A group at HP research has published a proof that, if correct, shows that the classic problem of computational complexity has been solved, once and for all. It's still far from certain that it's correct. But it's the most credible attempt that I've ever seen, and it's getting some preliminary favorable feedback from big-names in complexity theory. In fact, one of the biggest names in complexity theory, Stephen Cook, has apparently said that it should be taken seriously. If Cook thinks it's credible, then it's damn-well credible. It might not be correct, but it's not just crackpottery either.
For the non-CS folks out there, here's my attempt to explain what the problem is, and what the solution means.
One of the most important areas of theoretical computer science is complexity theory. What complexity theory does is try to characterize, in an abstract way, how long it takes for an algorithm to solve a given problem. In some cases, we can do better that showing how long a single algorithm takes; we can actually analyze the problem, and show intrinsic properties of the problem that dictate a minimum amount of time to compute a solution.
We tend to describe the complexity in terms of functions on the size of an input. So, for example, suppose you're given a list of N names, and you'd like to get them into sorted order. You can't do than with fewer than \(n lg_2(n)\) comparisons. So, speaking very roughly, we can say that sorting a list of strings has complexity \(O(n lg_2(n))\) in number of comparisons.
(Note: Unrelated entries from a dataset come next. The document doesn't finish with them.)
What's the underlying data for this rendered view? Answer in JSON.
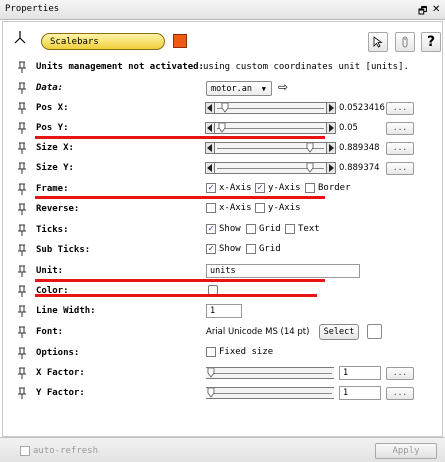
{
  "window": {
    "title": "Properties",
    "float_glyph": "🗗",
    "close_glyph": "✕"
  },
  "header": {
    "object_name": "Scalebars",
    "swatch_color": "#ee5a14",
    "help_label": "?"
  },
  "info": {
    "label": "Units management not activated:",
    "note": "using custom coordinates unit [units]."
  },
  "rows": {
    "data": {
      "label": "Data:",
      "value": "motor.an",
      "arrow": "⇨"
    },
    "pos_x": {
      "label": "Pos X:",
      "value": "0.0523416",
      "dots": "...",
      "thumb_fraction": 0.05
    },
    "pos_y": {
      "label": "Pos Y:",
      "value": "0.05",
      "dots": "...",
      "thumb_fraction": 0.02
    },
    "size_x": {
      "label": "Size X:",
      "value": "0.889348",
      "dots": "...",
      "thumb_fraction": 0.89
    },
    "size_y": {
      "label": "Size Y:",
      "value": "0.889374",
      "dots": "...",
      "thumb_fraction": 0.89
    },
    "frame": {
      "label": "Frame:",
      "options": [
        "x-Axis",
        "y-Axis",
        "Border"
      ],
      "checked": [
        true,
        true,
        false
      ]
    },
    "reverse": {
      "label": "Reverse:",
      "options": [
        "x-Axis",
        "y-Axis"
      ],
      "checked": [
        false,
        false
      ]
    },
    "ticks": {
      "label": "Ticks:",
      "options": [
        "Show",
        "Grid",
        "Text"
      ],
      "checked": [
        true,
        false,
        false
      ]
    },
    "sub_ticks": {
      "label": "Sub Ticks:",
      "options": [
        "Show",
        "Grid"
      ],
      "checked": [
        true,
        false
      ]
    },
    "unit": {
      "label": "Unit:",
      "value": "units"
    },
    "color": {
      "label": "Color:"
    },
    "line_width": {
      "label": "Line Width:",
      "value": "1"
    },
    "font": {
      "label": "Font:",
      "value": "Arial Unicode MS (14 pt)",
      "select_label": "Select"
    },
    "options": {
      "label": "Options:",
      "options": [
        "Fixed size"
      ],
      "checked": [
        false
      ]
    },
    "x_factor": {
      "label": "X Factor:",
      "value": "1",
      "dots": "...",
      "thumb_fraction": 0.0
    },
    "y_factor": {
      "label": "Y Factor:",
      "value": "1",
      "dots": "...",
      "thumb_fraction": 0.0
    }
  },
  "footer": {
    "auto_refresh_label": "auto-refresh",
    "apply_label": "Apply"
  },
  "annotation_color": "#e81414"
}
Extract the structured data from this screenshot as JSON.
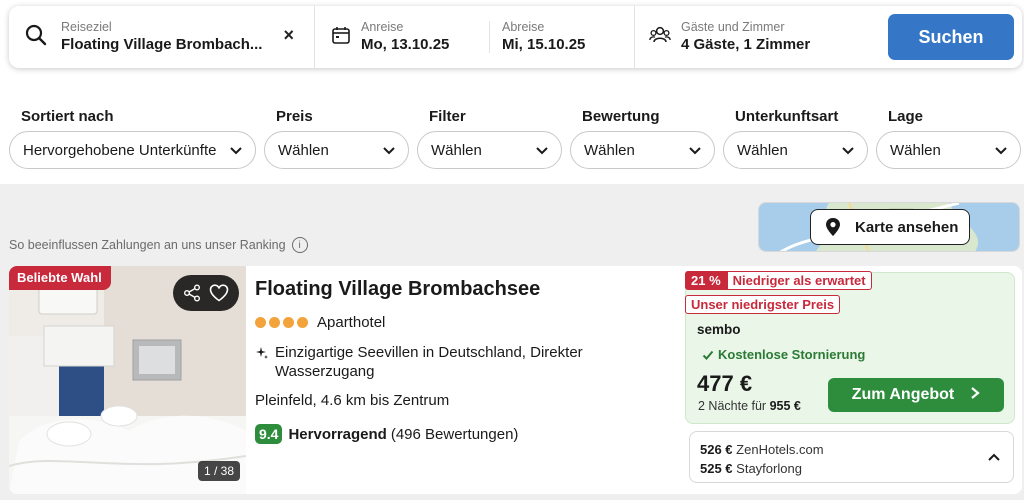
{
  "search": {
    "destination_label": "Reiseziel",
    "destination_value": "Floating Village Brombach...",
    "clear_icon": "×",
    "checkin_label": "Anreise",
    "checkin_value": "Mo, 13.10.25",
    "checkout_label": "Abreise",
    "checkout_value": "Mi, 15.10.25",
    "guests_label": "Gäste und Zimmer",
    "guests_value": "4 Gäste, 1 Zimmer",
    "submit_label": "Suchen",
    "accent_color": "#3576c7"
  },
  "filters": [
    {
      "label": "Sortiert nach",
      "value": "Hervorgehobene Unterkünfte"
    },
    {
      "label": "Preis",
      "value": "Wählen"
    },
    {
      "label": "Filter",
      "value": "Wählen"
    },
    {
      "label": "Bewertung",
      "value": "Wählen"
    },
    {
      "label": "Unterkunftsart",
      "value": "Wählen"
    },
    {
      "label": "Lage",
      "value": "Wählen"
    }
  ],
  "ranking_note": "So beeinflussen Zahlungen an uns unser Ranking",
  "map_button_label": "Karte ansehen",
  "result": {
    "popular_badge": "Beliebte Wahl",
    "photo_counter": "1 / 38",
    "name": "Floating Village Brombachsee",
    "star_count": 4,
    "type": "Aparthotel",
    "feature_line1": "Einzigartige Seevillen in Deutschland, Direkter",
    "feature_line2": "Wasserzugang",
    "location": "Pleinfeld, 4.6 km bis Zentrum",
    "score": "9.4",
    "score_word": "Hervorragend",
    "review_count": "(496 Bewertungen)",
    "deal": {
      "discount": "21 %",
      "discount_text": "Niedriger als erwartet",
      "lowest_tag": "Unser niedrigster Preis",
      "provider": "sembo",
      "cancellation": "Kostenlose Stornierung",
      "price": "477 €",
      "nights_text": "2 Nächte für",
      "total": "955 €",
      "cta": "Zum Angebot"
    },
    "other_offers": [
      {
        "price": "526 €",
        "site": "ZenHotels.com"
      },
      {
        "price": "525 €",
        "site": "Stayforlong"
      }
    ]
  },
  "colors": {
    "green": "#2d8d3c",
    "red": "#c8293b",
    "star_orange": "#f2a33c"
  }
}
One way of proving that is based on Kolmogorov-Chaitin complexity. Given a list of \(N\) names, there are \((N!)\) possible orderings of that list. To be able to sort the list, essentially, we need to identify which ordering of the list we were given, so that we can select the right permutation the re-arrange it into sorted order. The particular permutation is one of the \((N!)\) possible ones. To select one of those, we need to know the number that identifies the permutation in a list. So we need \(lg_2(N!)\) bits - which is \(O(n lg_2(n))\) bits. A comparison generates exactly one bit of data. So we need to do \(O(n lg_2(n))\) comparisons.
Moving on, we can broadly characterize the complexity of algorithms in terms of the functions that describe the complexity bounds. We can talk about constant-time algorithms; sub-linear time algorithms; linear time; quadratic time; etc.
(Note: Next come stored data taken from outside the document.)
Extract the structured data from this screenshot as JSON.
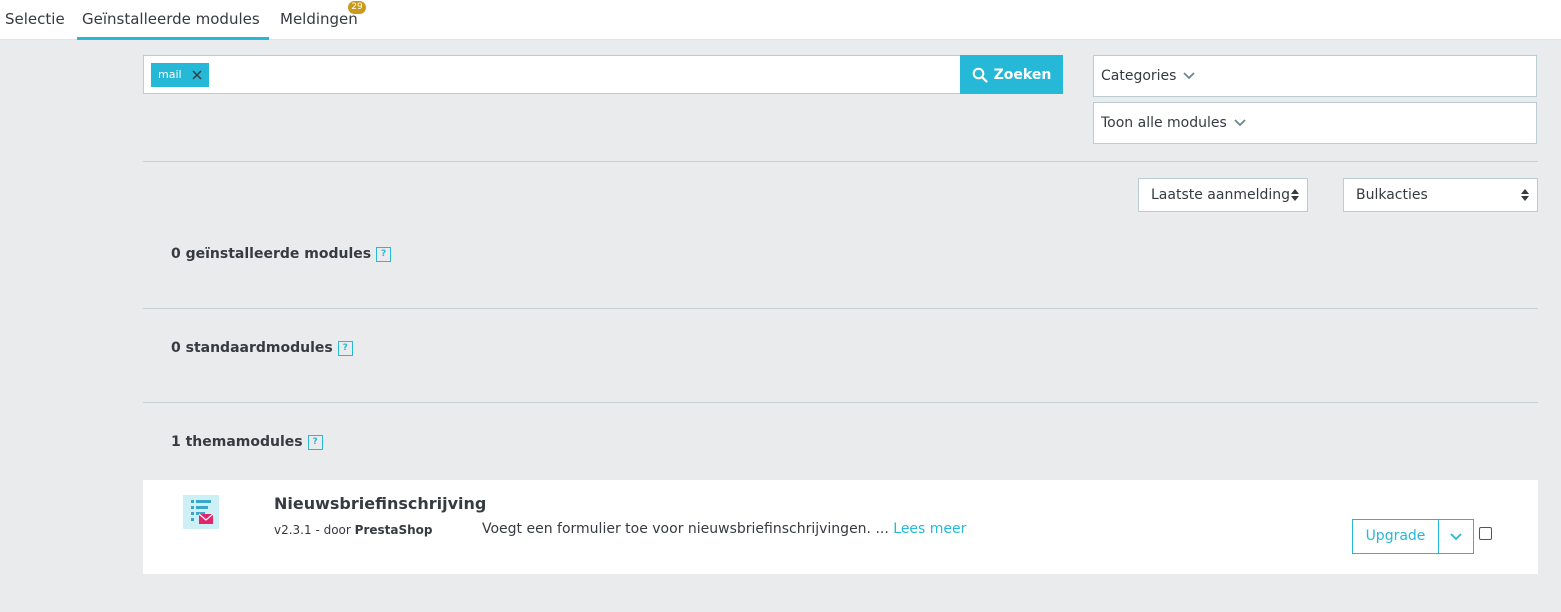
{
  "tabs": [
    {
      "label": "Selectie"
    },
    {
      "label": "Geïnstalleerde modules"
    },
    {
      "label": "Meldingen"
    }
  ],
  "notifications_count": "29",
  "search": {
    "tag": "mail",
    "button_label": "Zoeken"
  },
  "filters": {
    "categories": "Categories",
    "show": "Toon alle modules"
  },
  "sort": {
    "selected": "Laatste aanmelding"
  },
  "bulk": {
    "selected": "Bulkacties"
  },
  "sections": [
    {
      "title": "0 geïnstalleerde modules"
    },
    {
      "title": "0 standaardmodules"
    },
    {
      "title": "1 themamodules"
    }
  ],
  "help_glyph": "?",
  "module": {
    "name": "Nieuwsbriefinschrijving",
    "version_prefix": "v2.3.1 - door",
    "author": "PrestaShop",
    "description": "Voegt een formulier toe voor nieuwsbriefinschrijvingen. ...",
    "read_more": "Lees meer",
    "action": "Upgrade"
  },
  "colors": {
    "accent": "#25b9d7",
    "badge": "#c99a1b",
    "background": "#eaebec"
  }
}
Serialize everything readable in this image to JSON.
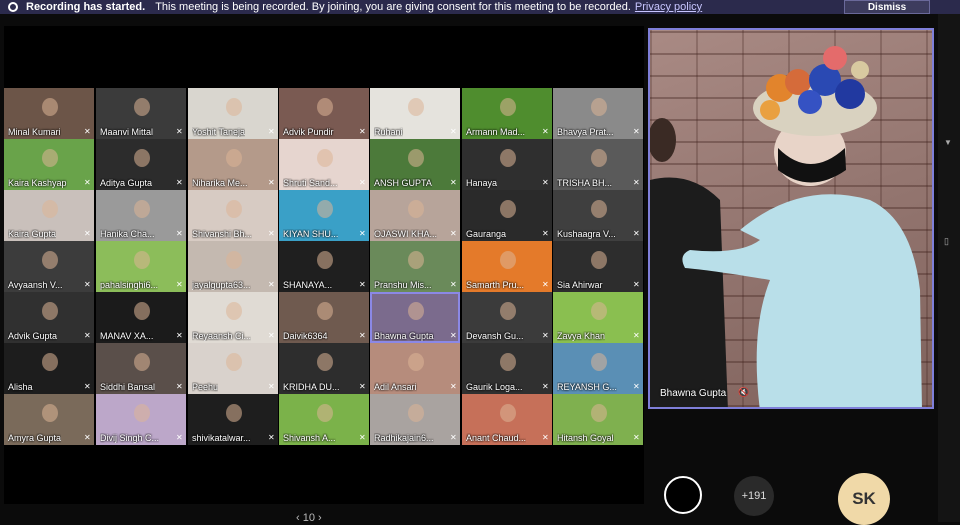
{
  "banner": {
    "title": "Recording has started.",
    "message": "This meeting is being recorded. By joining, you are giving consent for this meeting to be recorded.",
    "link": "Privacy policy",
    "dismiss": "Dismiss"
  },
  "participants": [
    "Minal Kumari",
    "Maanvi Mittal",
    "Yoshit Taneja",
    "Advik Pundir",
    "Ruhani",
    "Armann Mad...",
    "Bhavya Prat...",
    "Kaira Kashyap",
    "Aditya Gupta",
    "Niharika Me...",
    "Shruti Sand...",
    "ANSH GUPTA",
    "Hanaya",
    "TRISHA BH...",
    "Kaira Gupta",
    "Hanika Cha...",
    "Shivanshi Bh...",
    "KIYAN SHU...",
    "OJASWI KHA...",
    "Gauranga",
    "Kushaagra V...",
    "Avyaansh V...",
    "pahalsinghi6...",
    "jayalgupta63...",
    "SHANAYA...",
    "Pranshu Mis...",
    "Samarth Pru...",
    "Sia Ahirwar",
    "Advik Gupta",
    "MANAV XA...",
    "Reyaansh Ci...",
    "Daivik6364",
    "Bhawna Gupta",
    "Devansh Gu...",
    "Zavya Khan",
    "Alisha",
    "Siddhi Bansal",
    "Peehu",
    "KRIDHA DU...",
    "Adil Ansari",
    "Gaurik Loga...",
    "REYANSH G...",
    "Amyra Gupta",
    "Divij Singh C...",
    "shivikatalwar...",
    "Shivansh A...",
    "Radhikajain6...",
    "Anant Chaud...",
    "Hitansh Goyal"
  ],
  "spotlight": {
    "name": "Bhawna Gupta"
  },
  "bottom": {
    "more_count": "+191",
    "initials": "SK",
    "pager": "‹ 10 ›"
  },
  "colors": {
    "accent": "#7f7fd9",
    "banner": "#2b2a4c",
    "avatar_sk": "#f0d9a8"
  }
}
The most important distinction in terms of complexity is polynomial time versus exponential time. A problem or algorithm is polynomial time if its complexity function is no larger than something which can be expressed as a fixed polynomial. We call the set of problems that can be solved in polynomial time P. It's exponential time if it's no smaller than something which must be expressed with a variable exponent; we call things that require exponential time EXP.
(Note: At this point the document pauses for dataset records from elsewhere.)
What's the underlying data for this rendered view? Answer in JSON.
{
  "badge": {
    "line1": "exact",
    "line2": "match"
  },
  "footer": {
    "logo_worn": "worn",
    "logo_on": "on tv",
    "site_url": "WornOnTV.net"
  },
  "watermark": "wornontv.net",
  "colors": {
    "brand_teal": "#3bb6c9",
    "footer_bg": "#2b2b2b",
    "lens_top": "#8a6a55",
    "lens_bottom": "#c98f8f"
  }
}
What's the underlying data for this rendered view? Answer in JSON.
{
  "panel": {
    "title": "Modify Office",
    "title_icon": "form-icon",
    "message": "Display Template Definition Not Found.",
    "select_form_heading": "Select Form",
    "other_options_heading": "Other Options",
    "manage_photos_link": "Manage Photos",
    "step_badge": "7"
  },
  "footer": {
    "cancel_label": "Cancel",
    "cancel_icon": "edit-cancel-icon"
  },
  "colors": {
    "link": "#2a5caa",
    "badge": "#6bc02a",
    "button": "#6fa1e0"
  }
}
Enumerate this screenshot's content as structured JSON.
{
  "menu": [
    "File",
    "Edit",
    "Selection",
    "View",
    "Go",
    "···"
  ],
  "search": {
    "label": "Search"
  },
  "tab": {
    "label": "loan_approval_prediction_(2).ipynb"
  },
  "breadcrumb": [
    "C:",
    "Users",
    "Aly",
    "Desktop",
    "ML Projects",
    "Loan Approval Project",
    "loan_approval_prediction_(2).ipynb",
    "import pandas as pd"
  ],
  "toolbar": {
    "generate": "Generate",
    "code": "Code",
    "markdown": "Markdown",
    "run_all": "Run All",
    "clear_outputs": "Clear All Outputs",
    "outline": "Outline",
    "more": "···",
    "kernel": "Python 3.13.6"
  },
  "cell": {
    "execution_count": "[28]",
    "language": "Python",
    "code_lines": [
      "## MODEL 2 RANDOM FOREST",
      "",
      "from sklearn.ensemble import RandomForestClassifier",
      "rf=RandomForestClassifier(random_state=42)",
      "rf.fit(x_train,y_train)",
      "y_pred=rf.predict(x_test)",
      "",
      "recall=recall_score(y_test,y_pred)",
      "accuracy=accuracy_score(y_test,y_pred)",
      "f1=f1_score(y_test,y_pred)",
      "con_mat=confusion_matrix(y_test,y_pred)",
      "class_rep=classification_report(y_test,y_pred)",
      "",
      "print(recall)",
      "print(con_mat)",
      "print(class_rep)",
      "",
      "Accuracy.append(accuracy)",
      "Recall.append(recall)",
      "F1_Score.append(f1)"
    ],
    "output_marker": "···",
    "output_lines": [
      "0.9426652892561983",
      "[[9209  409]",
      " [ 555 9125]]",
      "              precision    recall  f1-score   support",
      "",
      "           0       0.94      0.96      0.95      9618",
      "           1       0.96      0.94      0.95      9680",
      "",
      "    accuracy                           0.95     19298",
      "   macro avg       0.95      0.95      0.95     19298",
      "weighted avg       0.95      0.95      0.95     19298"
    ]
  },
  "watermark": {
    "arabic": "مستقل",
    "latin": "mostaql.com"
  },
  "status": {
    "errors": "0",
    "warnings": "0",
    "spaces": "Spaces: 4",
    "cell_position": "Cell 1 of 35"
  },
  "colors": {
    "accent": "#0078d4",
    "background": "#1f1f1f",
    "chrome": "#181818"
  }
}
In very general terms, we tend to say that something which is polynomial time is solvable in practical terms; whereas something which is exponential time, we can't solve non-trivial examples before the universe comes to an end.
Within the exponential-time domain, there's a really important subset, which we care about, called NP. NP stands for nondeterministically polynomial-time. Once again, speaking very loosely, problems in NP are problems where to the best of our knowledge, computing a solution to the problem is in EXP; but checking a solution for correctness is in P.
NP contains a lot of very classical and very important problems. For example, there's the traveling salesman problem: given a set of N cities, what's the shortest route which visits all of them? Actually getting the optimum answer for that is amazingly difficult! It's an NP problem.
One of the questions that has plagued computer scientists for decades is: does P = NP? In other words, does the fact that a solution is testable in polynomial time mean that the solution is computable in polynomial time? There are some good arguments either way - some people think that the fact that there's a polynomial time test is simply irrelevant; others think that there's a deep relationship between the testability of a solution, and the process of generating that solution. Without getting into some hairy math, it's hard to explain the two arguments any more deeply - but many people a lot smarter than I am have spent years thinking about it.
If this paper is correct, then it shows, once and for all, that P != NP; that the problems that we know are NP have no polynomial time solutions.
I'm reading the paper, but it's rough going. If there's anything wrong with it, I doubt that I'll be able to find it. But so far, it's difficult but absolutely fascinating. They've taken a really interesting approach to analyzing the problem. If it holds up, they're probably in line for a Fields medal.